If that is the case, would it not be simpler,
If the government simply dissolved the people
And elected another?”

#93 salonist on 08.13.16 at 10:13 pm

lake jo
40′ high indoor swings facing a glass expanse.
private islands, largesse accommodation
pittsburgh
mellon family
opulence abounds
it’s not about money, but how you make your money

#94 Bytor the Snow Dog on 08.13.16 at 10:21 pm

Ryan- that’s better. You managed to work a couple of jokes into this post. In the future feel free to use gems like this:

I was offered sex with a 21 year old girl today. In exchange, I was supposed to advertise some kind of bathroom cleaner.
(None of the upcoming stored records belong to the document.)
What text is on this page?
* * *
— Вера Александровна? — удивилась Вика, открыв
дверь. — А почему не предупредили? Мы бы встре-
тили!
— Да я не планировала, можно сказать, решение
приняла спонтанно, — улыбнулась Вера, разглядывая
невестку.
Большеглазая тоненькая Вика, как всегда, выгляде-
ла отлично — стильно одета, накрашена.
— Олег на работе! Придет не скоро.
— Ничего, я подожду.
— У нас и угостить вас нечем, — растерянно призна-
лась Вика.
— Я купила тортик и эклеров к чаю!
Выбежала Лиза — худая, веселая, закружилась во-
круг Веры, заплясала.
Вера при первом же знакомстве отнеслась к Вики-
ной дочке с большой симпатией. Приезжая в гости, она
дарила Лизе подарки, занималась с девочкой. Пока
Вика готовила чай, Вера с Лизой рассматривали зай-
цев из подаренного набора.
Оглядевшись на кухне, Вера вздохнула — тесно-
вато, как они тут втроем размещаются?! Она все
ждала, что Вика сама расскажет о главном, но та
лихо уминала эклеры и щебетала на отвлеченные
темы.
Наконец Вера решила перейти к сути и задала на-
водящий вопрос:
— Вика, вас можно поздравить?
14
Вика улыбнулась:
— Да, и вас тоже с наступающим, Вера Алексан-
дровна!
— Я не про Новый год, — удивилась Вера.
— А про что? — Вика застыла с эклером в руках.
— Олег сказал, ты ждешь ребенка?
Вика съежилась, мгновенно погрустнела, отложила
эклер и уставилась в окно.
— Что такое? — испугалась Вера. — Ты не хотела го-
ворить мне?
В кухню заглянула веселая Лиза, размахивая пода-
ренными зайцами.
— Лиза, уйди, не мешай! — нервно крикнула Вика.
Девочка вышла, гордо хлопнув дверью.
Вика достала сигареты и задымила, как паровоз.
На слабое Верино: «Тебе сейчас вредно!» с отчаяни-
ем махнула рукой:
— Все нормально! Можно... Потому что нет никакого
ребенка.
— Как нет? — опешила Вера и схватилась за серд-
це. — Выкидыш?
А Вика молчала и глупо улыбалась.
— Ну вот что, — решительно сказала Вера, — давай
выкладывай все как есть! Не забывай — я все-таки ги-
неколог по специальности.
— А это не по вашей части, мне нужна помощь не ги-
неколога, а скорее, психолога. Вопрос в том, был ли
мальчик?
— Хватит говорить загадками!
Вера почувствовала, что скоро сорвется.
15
Of course I declined, because I am a person with high moral standards and strong willpower. Just as strong as Ajax, the super strong bathroom cleaner. Now available with scented lemon or vanilla.

Or this:

RIP boiling water

You will be mist.

Or how about this:

Last night I found out that my wife has conditional gender dysphoria.

She said that she needed to be Frank with me.

I got a million of ’em!

#95 Smoking Man on 08.13.16 at 10:30 pm

Uncle Ryan, Uncle Jack is in the room.

I was outside looking at the stars under this thick cloud cover. I hit me, man, I wondered what the worst characteristic a human can have. In your trade, I’m thinking attribution.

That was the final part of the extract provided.